Am 26.06.2008 hat der Bundestag das Gesetz zur Modernisierung des GmbH-Rechts (MoMiG) beschlossen. Es soll im Herbst 2008 in Kraft treten.

Wenn das MoMiG wie beabsichtigt am 1.11.2008 in Kraft tritt, wird es die umfassendste Reform seit Bestehen des GmbH-Gesetzes sein. Das Gesetz belässt es nicht bei punktuellen Änderungen, sondern bringt eine in sich geschlossene Novellierung des geltenden GmbH-Rechts.

Folgende große Linien bestimmen die Reform: Flexibilisierung und Deregulierung auf der einen Seite, Bekämpfung der Missbrauchsgefahr auf der anderen. Die Gründung und die Registereintragung von GmbH’s sollen erleichtert und beschleunigt werden. Die GmbH soll international wettbewerbfähig sein. Zugleich sollen Missbräuche in der Krise und Insolvenz der GmbH bekämpft werden.

Das nun beschlossene Gesetz hat im Gesetzgebungsverfahren einige bedeutende Änderungen erfahren. Vorgesehen ist nun ein Musterprotokoll für unkomplizierte GmbH-Standardgründungen. Wird es verwendet, muss der Gesellschaftsvertrag zwar notariell beurkundet werden (war im Regierungsentwurf ohne Beurkundungspflicht) – bei niedrigem Stammkapital aber zu sehr geringen Gebühren. Die Unternehmergesellschaft (haftungsbeschränkt) als neue GmbH-Variante, die ohne Mindeststammkapital auskommt, erleichtert Gründungen zusätzlich. Da diese GmbH-Variante allen kleineren Existenzgründern eine flexible und billige Möglichkeit eröffnet, kann das Mindestkapital der klassischen GmbH wie gewohnt bei 25.000 € bleiben. Die Unternehmergesellschaft wird meines Erachtens im Wirtschaftsleben im Vergleich zur GmbH keine ernst zu nehmende Konkurrenz sein, da bei ihr von Beginn an die Überschuldung droht. Allein die geringen Kosten für die Anmeldung können das Unternehmen in die Überschuldung führen. Weiter bestehen erhebliche Haftungsgefahren für den Geschäftsführer einer solchen Gesellschaft.

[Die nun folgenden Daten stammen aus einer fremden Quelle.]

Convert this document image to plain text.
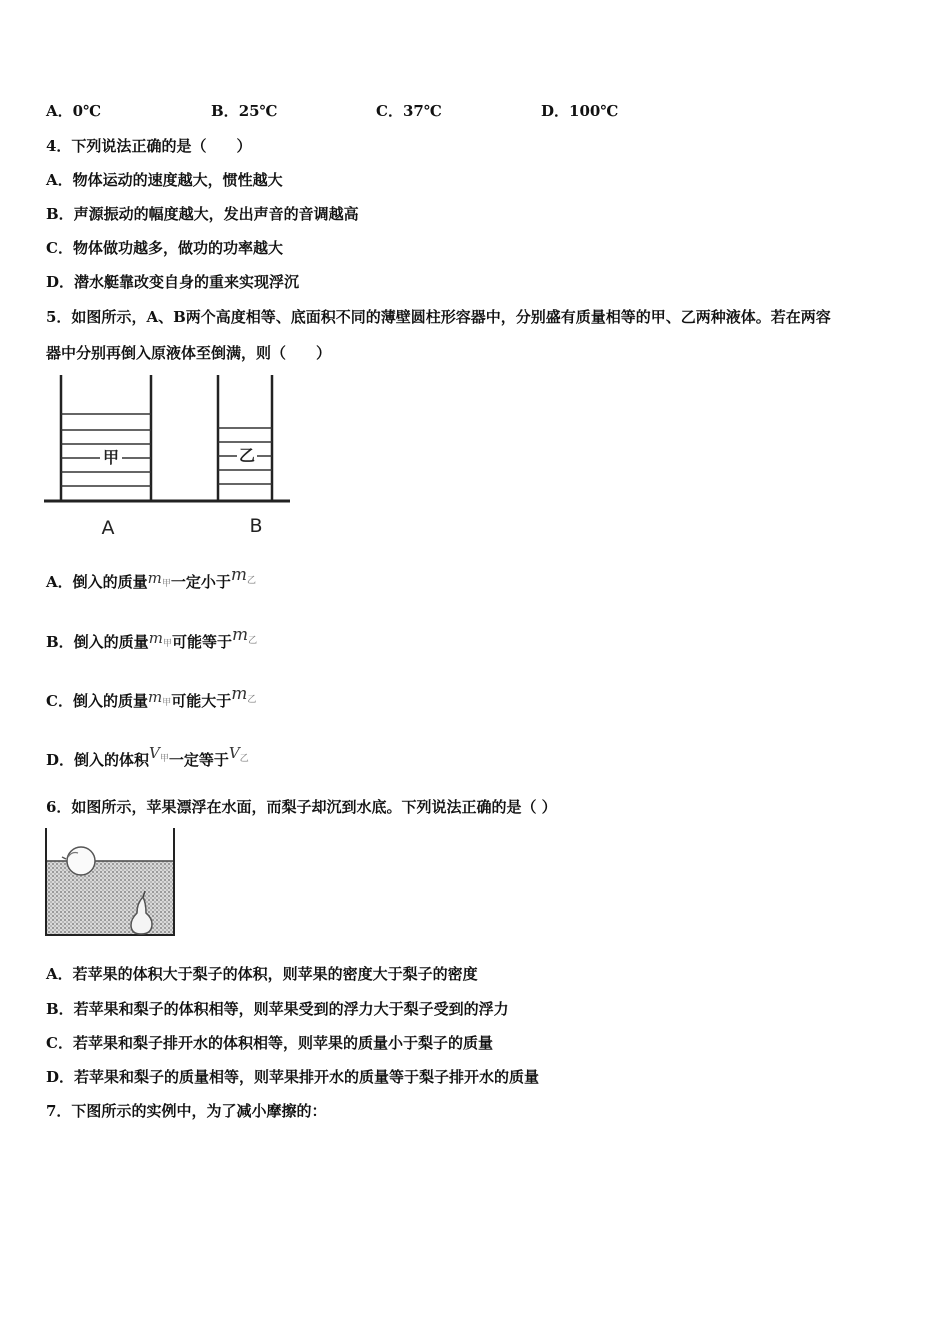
A．0℃	B．25℃	C．37℃	D．100℃
4．下列说法正确的是（　　）
A．物体运动的速度越大，惯性越大
B．声源振动的幅度越大，发出声音的音调越高
C．物体做功越多，做功的功率越大
D．潜水艇靠改变自身的重来实现浮沉
5．如图所示，A、B两个高度相等、底面积不同的薄壁圆柱形容器中，分别盛有质量相等的甲、乙两种液体。若在两容
器中分别再倒入原液体至倒满，则（　　）
甲	乙
A	B
A．倒入的质量$m_甲$一定小于$m_乙$
B．倒入的质量$m_甲$可能等于$m_乙$
C．倒入的质量$m_甲$可能大于$m_乙$
D．倒入的体积$V_甲$一定等于$V_乙$
6．如图所示，苹果漂浮在水面，而梨子却沉到水底。下列说法正确的是（ ）
A．若苹果的体积大于梨子的体积，则苹果的密度大于梨子的密度
B．若苹果和梨子的体积相等，则苹果受到的浮力大于梨子受到的浮力
C．若苹果和梨子排开水的体积相等，则苹果的质量小于梨子的质量
D．若苹果和梨子的质量相等，则苹果排开水的质量等于梨子排开水的质量
7．下图所示的实例中，为了减小摩擦的：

Das zuvor propagierte Stammkapital von 10.000 € wird es für »normale GmbHs« nicht geben. Der deutsche Mittelstand kann beruhigt sein, Ruf und Ansehen »seiner« GmbH werden nicht angetastet. Ferner sind im Gesetzgebungsverfahren noch einige Änderungen zur Verbesserung der Sanierungsfähigkeit der GmbH in der Krise eingeführt worden. Hier setzt das MoMiG den Kurs fort, die Fortführung und Sanierung von Unternehmen im Insolvenzfall zu erleichtern.